By Jan Techau
The United States succeeded as Europe's benevolent hegemon because it was able to pacify rivaling European states and instill mutual trust in them. That role is still needed.
In my column here last week, I claimed that the real issue at stake in the Ukraine crisis was the future of America's role as Europe's security guarantor. I argued that the United States would inevitably have to reduce its footprint in Europe to attend to more urgent business in other strategic hotspots elsewhere, most importantly in Asia.
With the Europeans at the same time unwilling and unable to up their game on security, I wrote, a power vacuum would emerge that external players, most notably Russia, were only too eager to fill. Ukraine is just one example of the conflicts that could arise as competing actors seek to fill that vacuum.
This argument was based on the United States' function as Europe's protector from external threats. This function is manifested in NATO as an organization and in the alliance's Article 5 clause-that an attack on one ally is an attack on all-as the mechanism that gives the organization its value and meaning.
But the role the United States plays for security in Europe is not confined to merely addressing external threats. The U.S. role is just as much about Europe's internal stability and the way the Europeans conduct business with each other.
I believe it was the British-American historian Tony Judt who pointed out that by turning itself into a European power after World War II, the United States brought to European affairs an enormous infusion of trust.
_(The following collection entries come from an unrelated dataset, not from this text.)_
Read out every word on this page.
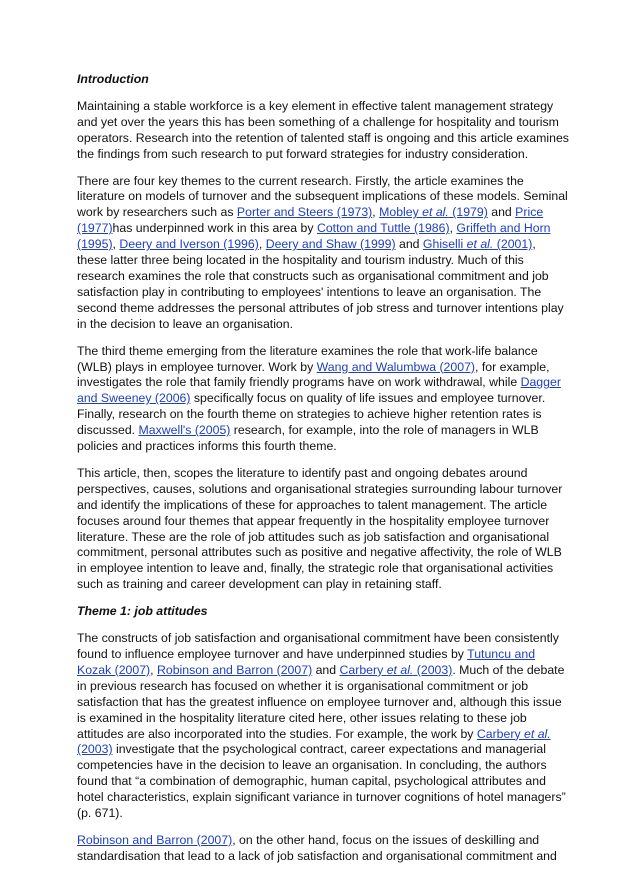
Introduction

Maintaining a stable workforce is a key element in effective talent management strategy and yet over the years this has been something of a challenge for hospitality and tourism operators. Research into the retention of talented staff is ongoing and this article examines the findings from such research to put forward strategies for industry consideration.

There are four key themes to the current research. Firstly, the article examines the literature on models of turnover and the subsequent implications of these models. Seminal work by researchers such as Porter and Steers (1973), Mobley et al. (1979) and Price (1977)has underpinned work in this area by Cotton and Tuttle (1986), Griffeth and Horn (1995), Deery and Iverson (1996), Deery and Shaw (1999) and Ghiselli et al. (2001), these latter three being located in the hospitality and tourism industry. Much of this research examines the role that constructs such as organisational commitment and job satisfaction play in contributing to employees' intentions to leave an organisation. The second theme addresses the personal attributes of job stress and turnover intentions play in the decision to leave an organisation.

The third theme emerging from the literature examines the role that work-life balance (WLB) plays in employee turnover. Work by Wang and Walumbwa (2007), for example, investigates the role that family friendly programs have on work withdrawal, while Dagger and Sweeney (2006) specifically focus on quality of life issues and employee turnover. Finally, research on the fourth theme on strategies to achieve higher retention rates is discussed. Maxwell's (2005) research, for example, into the role of managers in WLB policies and practices informs this fourth theme.

This article, then, scopes the literature to identify past and ongoing debates around perspectives, causes, solutions and organisational strategies surrounding labour turnover and identify the implications of these for approaches to talent management. The article focuses around four themes that appear frequently in the hospitality employee turnover literature. These are the role of job attitudes such as job satisfaction and organisational commitment, personal attributes such as positive and negative affectivity, the role of WLB in employee intention to leave and, finally, the strategic role that organisational activities such as training and career development can play in retaining staff.

Theme 1: job attitudes

The constructs of job satisfaction and organisational commitment have been consistently found to influence employee turnover and have underpinned studies by Tutuncu and Kozak (2007), Robinson and Barron (2007) and Carbery et al. (2003). Much of the debate in previous research has focused on whether it is organisational commitment or job satisfaction that has the greatest influence on employee turnover and, although this issue is examined in the hospitality literature cited here, other issues relating to these job attitudes are also incorporated into the studies. For example, the work by Carbery et al. (2003) investigate that the psychological contract, career expectations and managerial competencies have in the decision to leave an organisation. In concluding, the authors found that “a combination of demographic, human capital, psychological attributes and hotel characteristics, explain significant variance in turnover cognitions of hotel managers” (p. 671).

Robinson and Barron (2007), on the other hand, focus on the issues of deskilling and standardisation that lead to a lack of job satisfaction and organisational commitment and
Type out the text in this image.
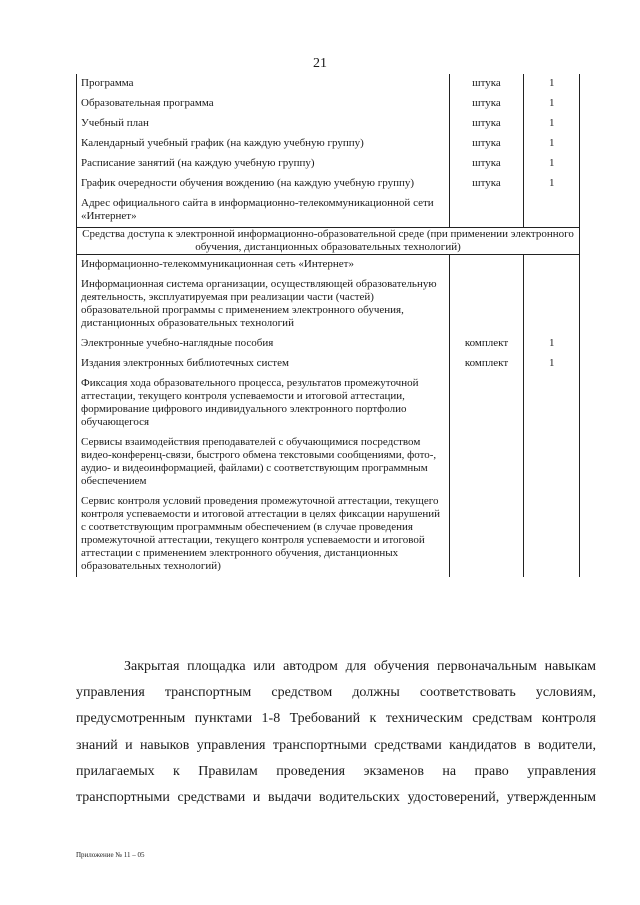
21
Программа	штука	1
Образовательная программа	штука	1
Учебный план	штука	1
Календарный учебный график (на каждую учебную группу)	штука	1
Расписание занятий (на каждую учебную группу)	штука	1
График очередности обучения вождению (на каждую учебную группу)	штука	1
Адрес официального сайта в информационно-телекоммуникационной сети «Интернет»		
Средства доступа к электронной информационно-образовательной среде (при применении электронного обучения, дистанционных образовательных технологий)		
Информационно-телекоммуникационная сеть «Интернет»		
Информационная система организации, осуществляющей образовательную деятельность, эксплуатируемая при реализации части (частей) образовательной программы с применением электронного обучения, дистанционных образовательных технологий		
Электронные учебно-наглядные пособия	комплект	1
Издания электронных библиотечных систем	комплект	1
Фиксация хода образовательного процесса, результатов промежуточной аттестации, текущего контроля успеваемости и итоговой аттестации, формирование цифрового индивидуального электронного портфолио обучающегося		
Сервисы взаимодействия преподавателей с обучающимися посредством видео-конференц-связи, быстрого обмена текстовыми сообщениями, фото-, аудио- и видеоинформацией, файлами) с соответствующим программным обеспечением		
Сервис контроля условий проведения промежуточной аттестации, текущего контроля успеваемости и итоговой аттестации в целях фиксации нарушений с соответствующим программным обеспечением (в случае проведения промежуточной аттестации, текущего контроля успеваемости и итоговой аттестации с применением электронного обучения, дистанционных образовательных технологий)		
Закрытая площадка или автодром для обучения первоначальным навыкам
управления транспортным средством должны соответствовать условиям,
предусмотренным пунктами 1-8 Требований к техническим средствам контроля
знаний и навыков управления транспортными средствами кандидатов в водители,
прилагаемых к Правилам проведения экзаменов на право управления
транспортными средствами и выдачи водительских удостоверений, утвержденным
Приложение № 11 – 05
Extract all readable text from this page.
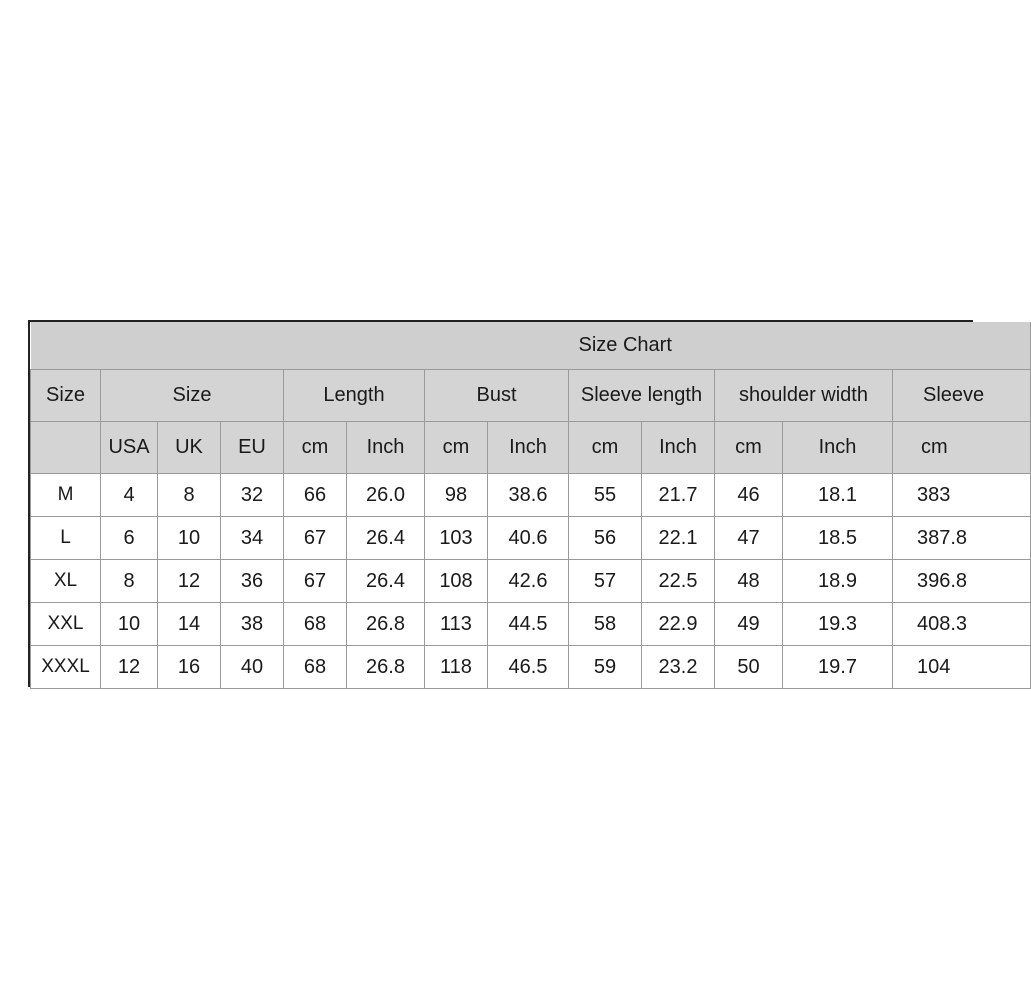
Size Chart												
Size	Size			Length		Bust		Sleeve length		shoulder width		Sleeve
	USA	UK	EU	cm	Inch	cm	Inch	cm	Inch	cm	Inch	cm
M	4	8	32	66	26.0	98	38.6	55	21.7	46	18.1	383
L	6	10	34	67	26.4	103	40.6	56	22.1	47	18.5	387.8
XL	8	12	36	67	26.4	108	42.6	57	22.5	48	18.9	396.8
XXL	10	14	38	68	26.8	113	44.5	58	22.9	49	19.3	408.3
XXXL	12	16	40	68	26.8	118	46.5	59	23.2	50	19.7	104
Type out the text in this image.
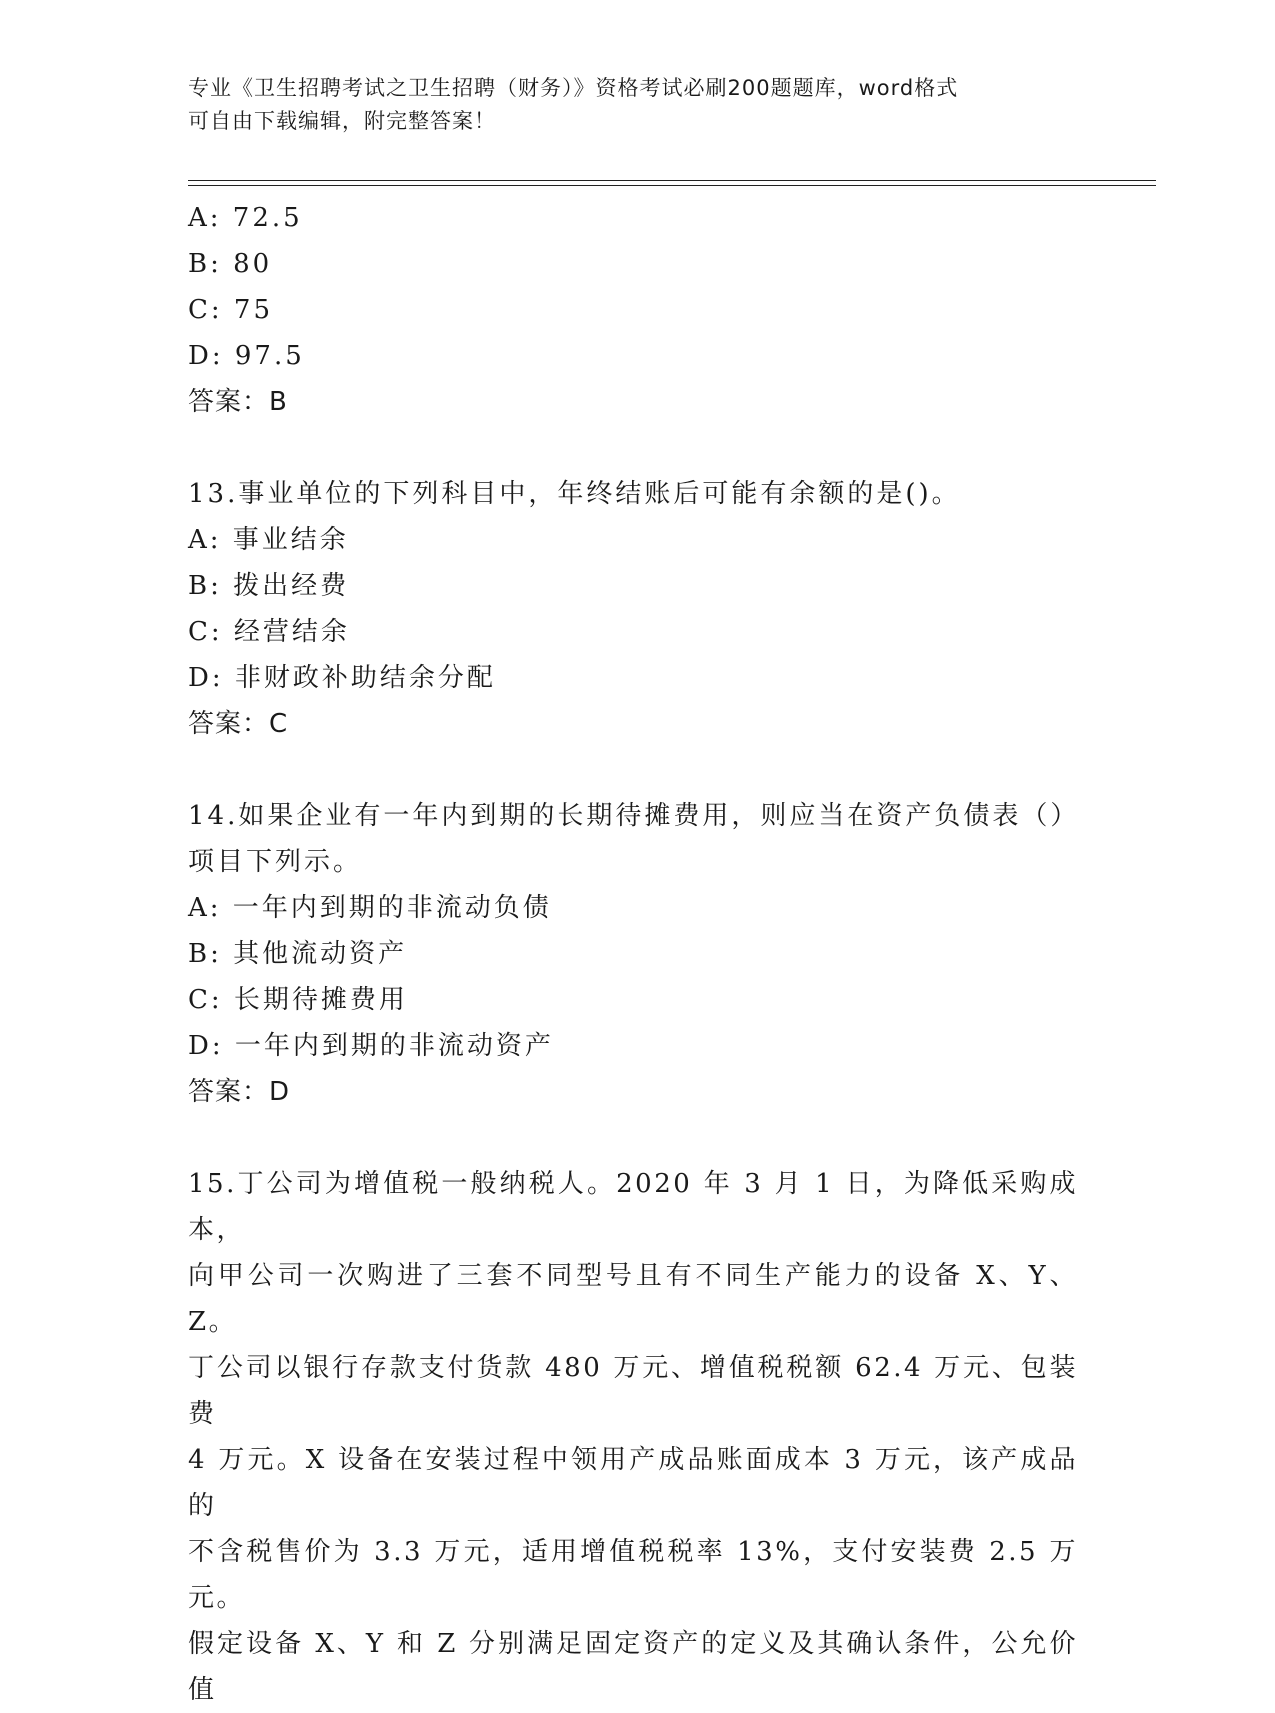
专业《卫生招聘考试之卫生招聘（财务）》资格考试必刷200题题库，word格式
可自由下载编辑，附完整答案！
A: 72.5
B: 80
C: 75
D: 97.5
答案：B
13.事业单位的下列科目中，年终结账后可能有余额的是()。
A: 事业结余
B: 拨出经费
C: 经营结余
D: 非财政补助结余分配
答案：C
14.如果企业有一年内到期的长期待摊费用，则应当在资产负债表（）
项目下列示。
A: 一年内到期的非流动负债
B: 其他流动资产
C: 长期待摊费用
D: 一年内到期的非流动资产
答案：D
15.丁公司为增值税一般纳税人。2020 年 3 月 1 日，为降低采购成本，
向甲公司一次购进了三套不同型号且有不同生产能力的设备 X、Y、Z。
丁公司以银行存款支付货款 480 万元、增值税税额 62.4 万元、包装费
4 万元。X 设备在安装过程中领用产成品账面成本 3 万元，该产成品的
不含税售价为 3.3 万元，适用增值税税率 13%，支付安装费 2.5 万元。
假定设备 X、Y 和 Z 分别满足固定资产的定义及其确认条件，公允价值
By becoming the dominant military power in (Western) Europe, Washington removed the ancient source of European politics, the question of which European power was to dominate the old continent. Was it France or Germany, Sweden or Spain, Britain or Russia, Austria or Rome?
The mistrust that had been at the origin of thousands of years of bitter and bloody rivalry and war became an obsolete issue. True, utter European exhaustion made it necessary-and easier-for the United States to take on that role, and Soviet expansionism gave it more than enough ideological justification. But the real magic source of America's success as the benevolent hegemon in Europe lay in its pacification of power rivalry among Europeans.
The European integration project as we know it today could not have worked without the U.S. presence. Not only did the Americans underwrite the process through massive financial support-and Europe's founding fathers duly went to Washington to get U.S. president Dwight Eisenhower's nod before they signed their first treaties. The United States also alleviated French fears over the return of German power, German fears over punishment by former enemies, and British fears over being alone out there with the unruly continentals.
Combine this infusion of trust with the Marshall Plan to help rebuild European economies after World War II and the United States' NATO-administered security guarantee for Europe, and you get what I call the deep web of Pax Americana. It was (and still is) arguably the most successful grand strategy of modern times.
Time moves on, however, and the deep web that once was tightly and firmly woven into the European political fabric is becoming loose and threadbare. America's military presence in Europe, despite some recent reinforcements, has been systematically reduced. Economically, Europe is often seen as a rival, and today's equivalent to the Marshall Plan, the Transatlantic Trade and Investment Partnership (TTIP), is not really moving ahead.
The United States has less political capital, less time, and less curiosity to spend on Europe. Partly, this is due to changes in U.S. society itself, which is just a lot less European these days. But more importantly, it is because of strategic necessity. Asia and the emerging rivalry with China will be so much more important to Washington than the European theater is. And with all due respect to Russia, it is not China, no matter how hard Moscow tries to appear strong and "emerging."
Now that the United States has at least partly withdrawn from Europe, some of the old ghosts of European politics are coming to the fore. Talk of dominance in Europe is rife again, and, shockingly, it is about Germany. A unique combination of economic crisis, Russian resurgence, weak leadership across Europe, and U.S. absence has catapulted Germany into a leadership role it neither wanted nor finds easy to embrace.
With France and the UK at least temporarily too weak to balance out Germany's towering presence, a slight nervousness grips the continent. Europeans' anxiety is not about overall German dominance, of course, because Germany is too weak for that - nor does it want it. Rather, it is about the undue influence of just one power within the carefully calibrated power-avoidance scheme that is the European Union.
This is all the more true since U.S. President Barack Obama's attempts to sway German ChancellorAngela Merkel's approach to the euro crisis have all failed. The United States simply does not have this kind of influence anymore.
In addition, as the old forces of history stick their neck out once again in Europe, something else has returned to the continent, something very ugly: the bookkeeper's approach to history. For decades, it was a key unwritten rule in European affairs that history would never be forgotten, but that it would not be used for political gain in intra-European negotiations. Once you start the game of who owes what to whom from way back when, irredentism can never stop.